It’s the woman in the bakery who clinches it.
The build-up is pure Paris. In a smart boulangerie off the Boulevard Saint-Germain, I am waiting to buy breakfast for the third morning in a row. Levitating on the aroma from the baking ovens, I ogle the exquisite pastries and eavesdrop on a couple arguing in stage whispers in front of me.
When the moment comes to place my order, the woman behind the counter interrupts me. “Bonjour, monsieur,” she says, with a triumphant smile of recognition. “If I’m not mistaken, you would like a croissant and a pain au chocolat, n’est-ce pas?”
Suddenly I am not an anonymous tourist anymore. I am a local. Well, not quite a local (I’m not chic enough ever to be a true Parisian), but I have become a character in the morning drama at this boulangerie.
I am now the Man Who Always Orders One Croissant And One Pain Au Chocolat.
To anyone who aspires to be a traveler rather than a tourist, this is delicious vindication. It is like a Parisian version of Cheers: walking into a bakery where everybody knows your name, or at least what you eat for breakfast.
Such moments are rare in this world of Fast Travel. We are often too rushed to connect with local people or cherish the small details that make each place thrilling and unique. Result: everywhere ends up feeling the same as everywhere else.
This is particularly true if you use hotels. Don’t get me wrong. I’ve stayed in some wonderful hotels and enjoyed myself immensely along the way. But lately the charm has worn off. More and more, I find myself waking up in well-appointed rooms and wondering: Is this Taipei, Toronto or Torino?
Hotels everywhere trade on the same formula: walls painted in safe, restful shades; crisp white sheets and black-out curtains; flat-screen TVs at the foot of the bed; clock radios with iPod docks; desks with ethernet cables; organic toiletries in the bathrooms.
And don’t forget that perennial fixture: the trouser-press. Who uses those anyway? And how?
Even the little touches – that soapstone sculpture by the sofa, those art-books on the coffee table, the original watercolour above the bed – that are supposed to be the USP of boutique hotels can have a contrived air. Like something left behind by a designer or consultant who has already moved on to another project.
That is why I often avoid hotels these days. Slow Travel is about engaging with local people and experiencing a place from the inside. Renting a private apartment is the perfect way to do that.

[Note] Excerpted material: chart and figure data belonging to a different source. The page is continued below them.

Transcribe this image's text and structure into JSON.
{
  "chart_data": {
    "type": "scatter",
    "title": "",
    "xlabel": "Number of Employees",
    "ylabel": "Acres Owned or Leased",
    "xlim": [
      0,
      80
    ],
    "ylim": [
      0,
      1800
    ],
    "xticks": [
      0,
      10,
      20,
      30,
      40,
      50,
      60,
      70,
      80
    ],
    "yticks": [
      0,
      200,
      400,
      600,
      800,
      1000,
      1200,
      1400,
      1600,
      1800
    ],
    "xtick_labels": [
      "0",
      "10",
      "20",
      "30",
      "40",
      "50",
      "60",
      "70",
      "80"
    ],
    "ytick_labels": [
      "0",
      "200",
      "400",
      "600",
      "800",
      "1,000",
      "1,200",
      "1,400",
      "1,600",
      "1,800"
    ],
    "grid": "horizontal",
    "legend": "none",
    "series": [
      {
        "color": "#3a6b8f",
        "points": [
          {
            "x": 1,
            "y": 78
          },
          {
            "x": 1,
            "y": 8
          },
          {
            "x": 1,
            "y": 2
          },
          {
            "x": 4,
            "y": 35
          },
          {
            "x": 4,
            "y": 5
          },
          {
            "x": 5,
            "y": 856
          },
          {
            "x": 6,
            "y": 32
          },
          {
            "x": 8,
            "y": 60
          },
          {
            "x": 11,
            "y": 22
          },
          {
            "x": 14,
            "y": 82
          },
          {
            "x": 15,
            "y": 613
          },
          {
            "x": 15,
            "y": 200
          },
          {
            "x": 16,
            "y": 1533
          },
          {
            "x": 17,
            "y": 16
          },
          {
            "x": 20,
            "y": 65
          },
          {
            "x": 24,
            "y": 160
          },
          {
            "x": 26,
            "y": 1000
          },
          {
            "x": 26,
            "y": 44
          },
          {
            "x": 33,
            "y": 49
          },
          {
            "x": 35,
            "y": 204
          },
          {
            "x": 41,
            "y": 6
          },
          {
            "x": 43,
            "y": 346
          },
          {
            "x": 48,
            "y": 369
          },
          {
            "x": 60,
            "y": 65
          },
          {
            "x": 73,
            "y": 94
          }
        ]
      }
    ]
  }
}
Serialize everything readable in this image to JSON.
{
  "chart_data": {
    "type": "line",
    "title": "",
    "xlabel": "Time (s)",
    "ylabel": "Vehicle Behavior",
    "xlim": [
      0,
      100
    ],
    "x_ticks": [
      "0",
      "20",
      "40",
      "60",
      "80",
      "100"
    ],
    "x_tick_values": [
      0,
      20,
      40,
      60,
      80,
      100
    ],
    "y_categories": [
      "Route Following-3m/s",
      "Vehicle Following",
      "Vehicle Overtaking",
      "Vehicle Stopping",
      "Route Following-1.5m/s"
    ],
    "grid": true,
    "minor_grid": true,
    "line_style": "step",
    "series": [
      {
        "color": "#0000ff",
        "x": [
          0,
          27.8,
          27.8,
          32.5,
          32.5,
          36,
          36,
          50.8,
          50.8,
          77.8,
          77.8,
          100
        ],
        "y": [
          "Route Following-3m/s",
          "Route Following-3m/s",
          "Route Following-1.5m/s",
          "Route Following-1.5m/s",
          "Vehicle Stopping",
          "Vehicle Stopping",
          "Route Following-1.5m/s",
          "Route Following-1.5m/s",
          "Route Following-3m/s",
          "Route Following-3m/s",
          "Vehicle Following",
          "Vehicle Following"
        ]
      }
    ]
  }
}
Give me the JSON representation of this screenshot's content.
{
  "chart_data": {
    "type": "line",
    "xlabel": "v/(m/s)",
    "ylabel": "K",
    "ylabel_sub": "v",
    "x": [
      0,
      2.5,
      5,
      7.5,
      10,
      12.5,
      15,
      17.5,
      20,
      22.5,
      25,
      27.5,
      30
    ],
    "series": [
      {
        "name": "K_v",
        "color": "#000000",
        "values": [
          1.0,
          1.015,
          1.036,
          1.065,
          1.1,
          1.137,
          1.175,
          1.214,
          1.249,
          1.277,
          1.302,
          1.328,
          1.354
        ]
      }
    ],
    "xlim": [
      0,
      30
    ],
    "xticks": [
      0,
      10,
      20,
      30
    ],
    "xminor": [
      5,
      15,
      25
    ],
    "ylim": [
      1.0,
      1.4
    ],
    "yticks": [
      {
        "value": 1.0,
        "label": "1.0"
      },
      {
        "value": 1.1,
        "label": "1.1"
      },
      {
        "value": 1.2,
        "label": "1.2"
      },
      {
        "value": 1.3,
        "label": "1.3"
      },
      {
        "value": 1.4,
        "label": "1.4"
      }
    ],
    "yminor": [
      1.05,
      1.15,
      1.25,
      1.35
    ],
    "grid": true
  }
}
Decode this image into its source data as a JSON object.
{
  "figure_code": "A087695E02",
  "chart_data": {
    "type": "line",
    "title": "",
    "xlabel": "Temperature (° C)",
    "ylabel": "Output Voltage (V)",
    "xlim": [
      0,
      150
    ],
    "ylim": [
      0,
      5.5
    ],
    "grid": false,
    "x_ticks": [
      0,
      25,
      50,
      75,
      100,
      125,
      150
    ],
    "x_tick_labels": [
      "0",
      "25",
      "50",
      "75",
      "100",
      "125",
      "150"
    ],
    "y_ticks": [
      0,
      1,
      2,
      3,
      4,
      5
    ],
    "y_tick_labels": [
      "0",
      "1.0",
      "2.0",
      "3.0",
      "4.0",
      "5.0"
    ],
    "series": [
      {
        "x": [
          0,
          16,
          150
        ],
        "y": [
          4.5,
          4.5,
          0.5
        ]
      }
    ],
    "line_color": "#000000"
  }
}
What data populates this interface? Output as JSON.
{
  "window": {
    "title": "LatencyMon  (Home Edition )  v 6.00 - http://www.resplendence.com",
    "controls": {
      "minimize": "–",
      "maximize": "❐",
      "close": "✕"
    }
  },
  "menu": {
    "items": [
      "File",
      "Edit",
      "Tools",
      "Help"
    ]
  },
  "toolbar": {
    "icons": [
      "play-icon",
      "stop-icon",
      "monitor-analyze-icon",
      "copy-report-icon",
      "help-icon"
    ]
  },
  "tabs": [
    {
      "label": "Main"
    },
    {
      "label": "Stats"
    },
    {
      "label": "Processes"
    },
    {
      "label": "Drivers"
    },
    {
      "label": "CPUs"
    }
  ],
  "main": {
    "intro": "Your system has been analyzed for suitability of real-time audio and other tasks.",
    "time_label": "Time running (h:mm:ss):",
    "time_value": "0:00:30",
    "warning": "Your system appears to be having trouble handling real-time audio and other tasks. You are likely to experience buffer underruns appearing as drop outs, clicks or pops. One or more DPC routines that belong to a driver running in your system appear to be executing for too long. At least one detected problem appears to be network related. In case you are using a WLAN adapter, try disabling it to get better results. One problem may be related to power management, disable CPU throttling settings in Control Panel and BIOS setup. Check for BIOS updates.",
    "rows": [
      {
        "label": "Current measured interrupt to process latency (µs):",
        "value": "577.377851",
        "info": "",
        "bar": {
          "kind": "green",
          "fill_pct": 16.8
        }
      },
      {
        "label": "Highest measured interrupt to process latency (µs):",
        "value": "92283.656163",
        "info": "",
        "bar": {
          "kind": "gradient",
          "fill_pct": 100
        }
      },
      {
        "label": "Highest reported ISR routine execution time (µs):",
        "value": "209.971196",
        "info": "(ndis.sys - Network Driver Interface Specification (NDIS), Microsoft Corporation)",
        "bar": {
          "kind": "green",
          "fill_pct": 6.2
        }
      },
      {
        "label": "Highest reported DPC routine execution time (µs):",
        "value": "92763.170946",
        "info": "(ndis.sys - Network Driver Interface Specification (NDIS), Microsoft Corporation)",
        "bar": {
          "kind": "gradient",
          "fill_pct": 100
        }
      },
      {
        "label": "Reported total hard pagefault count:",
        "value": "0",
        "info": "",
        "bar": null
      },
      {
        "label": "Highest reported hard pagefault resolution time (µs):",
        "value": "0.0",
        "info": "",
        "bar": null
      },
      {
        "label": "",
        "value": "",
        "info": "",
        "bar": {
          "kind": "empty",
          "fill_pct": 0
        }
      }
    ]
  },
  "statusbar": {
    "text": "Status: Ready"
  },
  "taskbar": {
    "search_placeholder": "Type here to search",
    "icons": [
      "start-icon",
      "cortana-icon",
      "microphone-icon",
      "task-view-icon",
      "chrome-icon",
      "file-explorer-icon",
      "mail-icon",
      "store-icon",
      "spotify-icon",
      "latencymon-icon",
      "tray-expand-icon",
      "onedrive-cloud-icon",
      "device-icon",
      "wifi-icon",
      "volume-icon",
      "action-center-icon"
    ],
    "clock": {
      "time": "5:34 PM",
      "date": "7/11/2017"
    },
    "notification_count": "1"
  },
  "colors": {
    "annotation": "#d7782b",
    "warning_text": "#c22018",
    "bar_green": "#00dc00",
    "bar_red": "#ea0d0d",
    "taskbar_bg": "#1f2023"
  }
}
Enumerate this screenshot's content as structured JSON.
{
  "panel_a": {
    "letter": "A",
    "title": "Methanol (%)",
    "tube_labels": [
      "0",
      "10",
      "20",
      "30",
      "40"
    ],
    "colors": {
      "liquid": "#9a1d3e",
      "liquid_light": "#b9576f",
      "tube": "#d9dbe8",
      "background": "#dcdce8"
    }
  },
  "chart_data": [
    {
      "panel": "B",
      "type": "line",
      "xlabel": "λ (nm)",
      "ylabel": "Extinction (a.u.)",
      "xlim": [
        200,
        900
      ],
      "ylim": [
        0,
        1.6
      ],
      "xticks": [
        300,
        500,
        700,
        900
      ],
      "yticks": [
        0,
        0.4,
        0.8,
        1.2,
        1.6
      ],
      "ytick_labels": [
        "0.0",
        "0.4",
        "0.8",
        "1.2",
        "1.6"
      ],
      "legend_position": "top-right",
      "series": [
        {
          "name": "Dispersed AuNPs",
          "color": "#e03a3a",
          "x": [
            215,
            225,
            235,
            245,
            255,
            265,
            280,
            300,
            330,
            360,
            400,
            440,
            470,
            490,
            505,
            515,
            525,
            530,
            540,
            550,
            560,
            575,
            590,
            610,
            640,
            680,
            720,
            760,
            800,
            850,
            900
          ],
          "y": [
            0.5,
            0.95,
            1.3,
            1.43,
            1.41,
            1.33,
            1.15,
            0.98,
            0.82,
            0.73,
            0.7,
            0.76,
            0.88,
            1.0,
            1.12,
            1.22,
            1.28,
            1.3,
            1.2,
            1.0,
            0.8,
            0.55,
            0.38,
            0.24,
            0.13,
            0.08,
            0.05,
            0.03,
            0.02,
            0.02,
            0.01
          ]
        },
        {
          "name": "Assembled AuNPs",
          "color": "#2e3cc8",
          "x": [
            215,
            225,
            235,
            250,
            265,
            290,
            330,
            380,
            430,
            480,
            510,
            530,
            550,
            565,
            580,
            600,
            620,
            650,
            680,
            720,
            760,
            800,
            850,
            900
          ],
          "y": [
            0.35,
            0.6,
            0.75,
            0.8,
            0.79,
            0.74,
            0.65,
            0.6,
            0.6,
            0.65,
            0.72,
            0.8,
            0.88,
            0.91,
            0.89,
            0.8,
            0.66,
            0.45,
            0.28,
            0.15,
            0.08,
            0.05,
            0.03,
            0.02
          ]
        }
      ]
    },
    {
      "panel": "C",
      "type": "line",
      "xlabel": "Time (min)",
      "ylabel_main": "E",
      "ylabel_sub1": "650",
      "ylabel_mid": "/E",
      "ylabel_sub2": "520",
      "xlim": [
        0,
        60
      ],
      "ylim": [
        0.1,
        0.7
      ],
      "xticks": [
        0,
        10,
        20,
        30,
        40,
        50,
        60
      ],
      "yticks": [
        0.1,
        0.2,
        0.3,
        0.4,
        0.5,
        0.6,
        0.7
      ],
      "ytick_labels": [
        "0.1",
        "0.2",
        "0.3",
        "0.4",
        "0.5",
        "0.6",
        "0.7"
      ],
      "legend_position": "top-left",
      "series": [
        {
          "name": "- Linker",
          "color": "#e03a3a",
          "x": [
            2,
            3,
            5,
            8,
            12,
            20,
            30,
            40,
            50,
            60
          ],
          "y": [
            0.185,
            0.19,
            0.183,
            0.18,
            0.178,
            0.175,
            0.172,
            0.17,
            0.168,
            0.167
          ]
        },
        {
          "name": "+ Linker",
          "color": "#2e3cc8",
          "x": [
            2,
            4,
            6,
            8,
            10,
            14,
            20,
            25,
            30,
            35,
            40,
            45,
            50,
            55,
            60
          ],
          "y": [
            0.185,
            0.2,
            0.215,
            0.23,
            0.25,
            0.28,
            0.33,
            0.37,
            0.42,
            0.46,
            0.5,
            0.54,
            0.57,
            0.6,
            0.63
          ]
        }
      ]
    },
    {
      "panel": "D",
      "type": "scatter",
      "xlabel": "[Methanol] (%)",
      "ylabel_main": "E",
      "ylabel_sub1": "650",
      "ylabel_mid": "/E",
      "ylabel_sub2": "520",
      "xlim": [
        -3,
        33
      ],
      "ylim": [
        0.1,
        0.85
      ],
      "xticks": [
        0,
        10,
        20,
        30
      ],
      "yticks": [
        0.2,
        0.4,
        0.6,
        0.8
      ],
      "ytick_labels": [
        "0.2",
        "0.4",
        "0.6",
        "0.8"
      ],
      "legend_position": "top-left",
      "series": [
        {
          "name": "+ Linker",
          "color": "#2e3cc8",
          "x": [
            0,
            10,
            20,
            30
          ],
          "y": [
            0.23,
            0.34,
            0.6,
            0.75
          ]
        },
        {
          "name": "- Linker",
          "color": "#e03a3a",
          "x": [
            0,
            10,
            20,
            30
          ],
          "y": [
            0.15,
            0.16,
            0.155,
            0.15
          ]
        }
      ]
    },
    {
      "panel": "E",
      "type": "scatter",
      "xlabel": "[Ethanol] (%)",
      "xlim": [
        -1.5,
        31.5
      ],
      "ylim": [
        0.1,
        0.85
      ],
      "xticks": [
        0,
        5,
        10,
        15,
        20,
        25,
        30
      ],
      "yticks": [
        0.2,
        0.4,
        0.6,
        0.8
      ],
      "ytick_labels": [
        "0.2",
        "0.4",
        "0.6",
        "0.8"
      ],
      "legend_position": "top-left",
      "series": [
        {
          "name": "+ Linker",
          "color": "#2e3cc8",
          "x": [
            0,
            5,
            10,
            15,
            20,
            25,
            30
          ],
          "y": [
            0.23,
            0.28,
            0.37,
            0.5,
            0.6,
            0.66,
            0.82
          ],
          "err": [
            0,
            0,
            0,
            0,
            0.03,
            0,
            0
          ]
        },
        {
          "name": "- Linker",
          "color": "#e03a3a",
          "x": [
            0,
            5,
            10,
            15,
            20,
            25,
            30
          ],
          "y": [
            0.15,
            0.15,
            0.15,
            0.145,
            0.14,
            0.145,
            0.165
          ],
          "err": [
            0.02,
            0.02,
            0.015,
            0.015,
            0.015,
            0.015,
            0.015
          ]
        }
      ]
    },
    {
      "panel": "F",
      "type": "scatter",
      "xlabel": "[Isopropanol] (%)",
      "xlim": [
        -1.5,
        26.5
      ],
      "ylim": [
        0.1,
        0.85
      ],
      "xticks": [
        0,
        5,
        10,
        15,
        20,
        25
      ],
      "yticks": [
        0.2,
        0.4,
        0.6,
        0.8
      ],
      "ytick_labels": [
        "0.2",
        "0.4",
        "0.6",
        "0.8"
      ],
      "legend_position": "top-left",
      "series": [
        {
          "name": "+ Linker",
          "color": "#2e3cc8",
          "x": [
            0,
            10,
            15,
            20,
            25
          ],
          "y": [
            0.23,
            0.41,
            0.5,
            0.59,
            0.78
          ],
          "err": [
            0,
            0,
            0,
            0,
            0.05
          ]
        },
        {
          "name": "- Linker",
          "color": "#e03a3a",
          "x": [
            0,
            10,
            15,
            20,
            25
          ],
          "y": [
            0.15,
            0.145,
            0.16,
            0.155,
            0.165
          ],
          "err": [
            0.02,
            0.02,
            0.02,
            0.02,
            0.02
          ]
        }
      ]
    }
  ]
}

And it’s easy to arrange now thanks to a gamut of websites. My favourite is Airbnb. In recent months, I have used the site to stay in the apartment of a choreographer in Bologna and a designer in Bogotá, a mini-mansion on Venice Beach in Los Angeles and a stylish bachelor pad in Mexico City. All cost less than a standard hotel.
More importantly, each one had its own character and allowed me to experience the city like a local. While grappling with jet-lag, I hung out with the guy selling tacos at the crack of dawn outside that loft in Mexico City.
Even rentals that don’t work out so well – the cramped flat owned by the chain-smoking fortune teller in Paris springs to mind – deliver a rare glimpse into local life and add vivid stories to my traveling database.
The boulangerie moment happened during a recent stay in a charming apartment right on the Boulevard Saint-Germain. Plucked from the Haven in Paris website, which specialises in boutique rentals in the French capital, it was the sort of pied à terre that dreams are made of: Oak parquet floors. Chocolate-coloured silk curtains. High ceilings with tall windows looking out onto a statue of Danton. A sweet little kitchen for cooking up the fresh produce on sale at the market round the corner.
To my delight, the owner of the apartment keeps a bookshelf stocked with tomes you might actually want to read. I even found myself leafing through Jean-Paul Sartre for the first time since university. Can you imagine that happening at a Marriott?
But the main appeal was the way the apartment plugged us into neighbourhood life. A strike on our first day meant there were no newspapers at the kiosk across the street. For the rest of our visit, the vendor and I kept up a running joke about how industrial action is practically the national sport in France.
And then, of course, there was the food. Every morning, we brewed our own café au lait and went down to the boulangerie to buy the pastries for our petit déjeuner. We shopped in the local marché, picking up cured ham from the boucher, a glorious medley of cheeses from the fromagerie and a bottle of burgundy to die for.
By the end of our stay, the apartment felt much less like a rental and much more like “chez nous.”
Will we return in the future? It’s hard to say. Part of the appeal of staying in private homes is that there are so many to choose from.
But if one day we do go back to “our place” on the Boulevard Saint-Germain, I know where I’ll be buying breakfast.
NB: The woman in the photo is NOT the same woman quoted in the blog post.